Софрон слушал старца с недоверчивой улыбкой. Он не считал себя ни вором, ни злым духом, мысленно стремился проникнуть в будущее, как и Александр, но видел там другое - борьбу и действительно большие, радостные перемены. "Велик и знатен бог, прославляемый в бесконечных совершенствиях, но велик и силен и человек, и если бы не цепи, не подземные тюрьмы - люди были бы гораздо чище, умнее и сильнее". Выдернул бы, как худую траву из поля, всех тиранов Софрон из жизни. Лихое лихим избывается. "Страшно впасти в руце бога живаго", - говорится в писании. А кто такой этот живой бог? Они же самые, властители мира сего. Попы болтают в церквах эти слова, а не вдумываются в них. Они - боги земные - тираны. От них зло. Но у Софрона есть и своя мысль. Он не скрывает от Александра гордых замыслов. Впереди многое от него самого зависит, а главное, и матушка-Волга рядом. Вольная волюшка сторожит его под окном, сердце не терпит: скорее бы! И недаром припоминаются выученные им в школе стихи Горация:
Я желаю, чтоб гордый ты был и свободен...
Это счастье его в руках. Он не верит ни в какое другое счастье.
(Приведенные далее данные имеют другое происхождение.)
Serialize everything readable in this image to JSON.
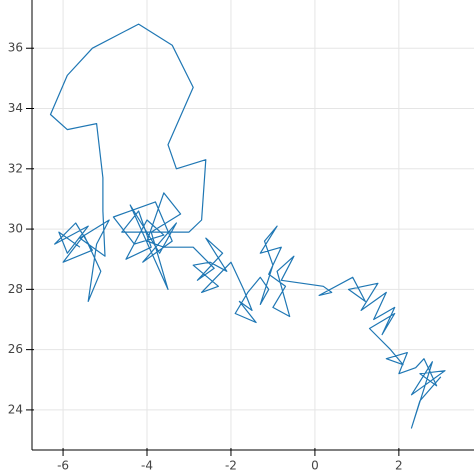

"Слушать стариков да раскольников - от жизни отречься. Пропадай, кривда, выходи, правда, наружу! Правда светлее солнца, суда не боится. Была не была - сегодня ночью!"
И снова в голове стихи Горация: "Куда буря не закинет, гостем бываю. Теперь, гибок и проворен, погружаюся в волнах гражданских страж твердый! И друг добродетели истыя..."
Софрон находил утешение и поддержку в повторении стихотворных речений Квинта Горация Флакка, особенно в тех местах его песен, где воспевались стоики. В твердости духа их и в презрении к жизни он видел завещанное ими людям могущество.